基于前述的实施例,本申请实施例提供的解码器,包括所包括的各模块、以及各模块所包括的各单元,图6为本申请实施例解码器的结构示意图,如图6所示,解码器600包括:包括解码模块601和播放模块602;其中,
解码模块601,用于解析码流,获得视觉媒体内容的至少一个叙述旁白信息和对应的呈现时间;
播放模块602,用于在播放所述视觉媒体内容时,按照所述呈现时间,呈现所述至少一个叙述旁白信息。
在一些实施例中,解码模块601,用于:解析码流,得到编码器发送的媒体文件或者比特流;从所述媒体文件或者所述比特流中,获得视觉媒体内容、至少一个叙述旁白信息和对应的呈现时间。
在一些实施例中,所述视觉媒体内容为视频或一组图像;相应地,在所述叙述旁白信息为原始文本、由音频转换的文本或组合的音频和文本时,所述文本的呈现时间以所述视觉媒体内容的被标记的开始帧和至少一个持续帧的形式表示;播放模块602,用于:从播放所述开始帧开始,持续呈现对应的文本,直到所述至少一个持续帧播放完毕。
在一些实施例中,所述视觉媒体内容为视频片段或一组图像;相应地,在所述叙述旁白信息为原始音频、由文本转换的音频或组合的音频和文本时,所述音频的呈现时间以所述视觉媒体内容的被标记的开始帧和持续时长的形式表示;播放模块602,用于:从播放所述开始帧开始播放所述音频,直到所述持续时长内的图像或视频帧播放完毕。
在一些实施例中,所述由文本转换的音频的持续时长内的持续帧数少于对应文本的持续帧数。
在一些实施例中,所述视觉媒体内容为一张图像、一组图像或者视频,所述叙述旁白信息为原始音频、由文本转换的音频或组合的音频和文本;相应地,播放模块602,用于:在播放所述一张图像或者将所述一组图像进行静态展示时,重复播放所述音频;在按照一定帧率播放所述一组图像或者所述视频时,以非同步的方式播放所述音频。
在一些实施例中,播放模块602,用于:在叙述旁白开关处于打开状态时,播放所述视觉媒体内容,并按照所述呈现时间,呈现所述至少一个叙述旁白信息。
在一些实施例中,播放模块602,用于:在所述叙述旁白开关处于关闭状态时,播放所述视觉 媒体内容而不呈现所述至少一个叙述旁白信息。
在一些实施例中,播放模块602,用于:在所述叙述旁白信息为原始文本或由音频转换的文本的情况下,将所述文本叠加在所述视觉媒体内容的播放画面之上进行呈现,或者,在独立于所述视觉媒体内容的播放窗口的其他窗口呈现所述文本,或者,将所述原始文本转换为音频进行播放。

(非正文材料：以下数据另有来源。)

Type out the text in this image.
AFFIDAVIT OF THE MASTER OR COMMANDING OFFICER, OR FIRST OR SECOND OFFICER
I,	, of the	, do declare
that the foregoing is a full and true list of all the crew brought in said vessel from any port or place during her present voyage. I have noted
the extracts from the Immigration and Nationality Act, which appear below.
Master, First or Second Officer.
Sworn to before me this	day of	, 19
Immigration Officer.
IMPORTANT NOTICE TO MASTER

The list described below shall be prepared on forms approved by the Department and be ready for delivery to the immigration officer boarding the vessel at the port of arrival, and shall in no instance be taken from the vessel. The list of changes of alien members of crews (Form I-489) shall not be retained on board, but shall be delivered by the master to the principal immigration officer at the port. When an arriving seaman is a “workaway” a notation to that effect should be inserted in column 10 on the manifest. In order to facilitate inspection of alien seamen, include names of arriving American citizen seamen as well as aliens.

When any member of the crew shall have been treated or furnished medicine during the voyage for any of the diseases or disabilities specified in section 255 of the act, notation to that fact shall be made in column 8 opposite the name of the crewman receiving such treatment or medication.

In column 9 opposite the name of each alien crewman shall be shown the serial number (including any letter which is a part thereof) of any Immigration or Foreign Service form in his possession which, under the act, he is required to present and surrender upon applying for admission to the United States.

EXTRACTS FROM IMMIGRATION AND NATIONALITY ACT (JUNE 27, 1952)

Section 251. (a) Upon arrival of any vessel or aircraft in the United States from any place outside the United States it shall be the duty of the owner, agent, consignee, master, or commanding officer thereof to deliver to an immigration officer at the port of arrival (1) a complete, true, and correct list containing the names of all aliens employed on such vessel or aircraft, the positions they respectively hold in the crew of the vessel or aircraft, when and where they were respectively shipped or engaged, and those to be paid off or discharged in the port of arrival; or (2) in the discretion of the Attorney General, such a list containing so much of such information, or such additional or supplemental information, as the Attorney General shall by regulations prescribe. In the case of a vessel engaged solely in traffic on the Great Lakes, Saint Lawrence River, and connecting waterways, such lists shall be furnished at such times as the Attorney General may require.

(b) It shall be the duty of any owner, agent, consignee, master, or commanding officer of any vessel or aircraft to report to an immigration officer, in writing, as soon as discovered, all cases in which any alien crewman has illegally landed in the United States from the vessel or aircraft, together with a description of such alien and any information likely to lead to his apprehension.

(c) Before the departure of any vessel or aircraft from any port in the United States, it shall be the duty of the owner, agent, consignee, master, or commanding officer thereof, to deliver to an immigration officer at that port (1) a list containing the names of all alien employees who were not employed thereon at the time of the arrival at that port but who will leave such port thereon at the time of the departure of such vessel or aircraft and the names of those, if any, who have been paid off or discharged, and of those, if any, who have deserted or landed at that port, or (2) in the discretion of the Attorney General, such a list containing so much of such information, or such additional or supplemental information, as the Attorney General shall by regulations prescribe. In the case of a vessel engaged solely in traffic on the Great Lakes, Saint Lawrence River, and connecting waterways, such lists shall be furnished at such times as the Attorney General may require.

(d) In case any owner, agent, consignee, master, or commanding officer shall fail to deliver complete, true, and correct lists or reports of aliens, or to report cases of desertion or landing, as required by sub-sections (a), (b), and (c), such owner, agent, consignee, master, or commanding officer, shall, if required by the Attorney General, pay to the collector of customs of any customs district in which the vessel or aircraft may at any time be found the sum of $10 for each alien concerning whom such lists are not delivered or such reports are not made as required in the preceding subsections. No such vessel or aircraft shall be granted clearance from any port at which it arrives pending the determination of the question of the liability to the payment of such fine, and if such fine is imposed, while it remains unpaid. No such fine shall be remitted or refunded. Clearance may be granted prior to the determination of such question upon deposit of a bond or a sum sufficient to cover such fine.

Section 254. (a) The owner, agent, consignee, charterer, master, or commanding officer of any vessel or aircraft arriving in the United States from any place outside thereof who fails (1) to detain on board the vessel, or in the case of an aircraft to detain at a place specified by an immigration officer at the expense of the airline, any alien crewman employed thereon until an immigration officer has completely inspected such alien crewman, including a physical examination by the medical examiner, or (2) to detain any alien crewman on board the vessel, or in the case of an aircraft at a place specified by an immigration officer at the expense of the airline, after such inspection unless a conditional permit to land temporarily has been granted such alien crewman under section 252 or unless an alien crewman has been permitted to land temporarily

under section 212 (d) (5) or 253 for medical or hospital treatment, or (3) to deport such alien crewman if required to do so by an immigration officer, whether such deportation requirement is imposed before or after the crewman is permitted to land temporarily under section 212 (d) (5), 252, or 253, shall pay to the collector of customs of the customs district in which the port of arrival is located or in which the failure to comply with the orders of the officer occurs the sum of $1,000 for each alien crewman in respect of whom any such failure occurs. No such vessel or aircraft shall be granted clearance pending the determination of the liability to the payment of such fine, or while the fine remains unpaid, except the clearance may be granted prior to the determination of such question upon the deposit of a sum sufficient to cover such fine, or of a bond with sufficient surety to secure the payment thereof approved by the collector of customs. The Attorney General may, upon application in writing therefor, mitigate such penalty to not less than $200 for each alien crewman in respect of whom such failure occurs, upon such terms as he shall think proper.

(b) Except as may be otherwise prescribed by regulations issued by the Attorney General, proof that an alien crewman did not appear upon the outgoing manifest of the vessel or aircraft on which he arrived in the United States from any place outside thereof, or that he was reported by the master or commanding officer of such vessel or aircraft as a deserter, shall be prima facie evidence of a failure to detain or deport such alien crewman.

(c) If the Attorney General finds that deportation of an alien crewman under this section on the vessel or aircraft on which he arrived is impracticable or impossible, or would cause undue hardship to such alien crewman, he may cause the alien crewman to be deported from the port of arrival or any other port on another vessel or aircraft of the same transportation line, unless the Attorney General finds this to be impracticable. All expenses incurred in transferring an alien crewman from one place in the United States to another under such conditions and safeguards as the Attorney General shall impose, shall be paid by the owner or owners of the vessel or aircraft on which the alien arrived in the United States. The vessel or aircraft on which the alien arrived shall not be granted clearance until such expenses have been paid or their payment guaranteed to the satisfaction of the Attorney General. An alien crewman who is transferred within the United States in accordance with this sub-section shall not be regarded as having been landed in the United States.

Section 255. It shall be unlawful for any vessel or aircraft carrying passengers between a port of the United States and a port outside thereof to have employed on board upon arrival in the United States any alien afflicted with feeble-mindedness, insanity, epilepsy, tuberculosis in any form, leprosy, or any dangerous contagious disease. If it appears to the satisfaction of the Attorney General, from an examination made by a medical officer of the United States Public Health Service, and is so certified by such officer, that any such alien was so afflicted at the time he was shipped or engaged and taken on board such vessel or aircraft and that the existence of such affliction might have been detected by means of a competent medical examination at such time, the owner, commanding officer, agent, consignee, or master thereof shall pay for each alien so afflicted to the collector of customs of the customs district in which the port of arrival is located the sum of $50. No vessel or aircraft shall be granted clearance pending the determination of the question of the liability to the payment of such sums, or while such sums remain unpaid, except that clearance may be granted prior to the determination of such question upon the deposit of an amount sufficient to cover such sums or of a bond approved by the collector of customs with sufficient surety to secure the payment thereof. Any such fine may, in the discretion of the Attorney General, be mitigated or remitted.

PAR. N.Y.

在一些实施例中,播放模块602,用于:在所述视觉媒体内容具有音频的情况下,将属于叙述旁白的音频与属于所述视觉媒体内容的音频混合播放,或者,停止播放属于所述视觉媒体内容的音频而单独播放属于叙述旁白的音频。
在一些实施例中,播放模块602,用于:在所述叙述旁白信息为原始音频或由原始文本转换的音频以及所述视觉媒体内容具有音频的情况下,将属于叙述旁白的音频与属于所述视觉媒体内容的音频混合播放,或者,停止播放属于所述视觉媒体内容的音频而单独播放属于叙述旁白的音频,或者,将所述原始音频转换为文本之后进行呈现。
在一些实施例中,播放模块602,用于:在所述叙述旁白信息为组合的文本和音频的情况下,将所述文本和所述音频同时呈现或者分别呈现。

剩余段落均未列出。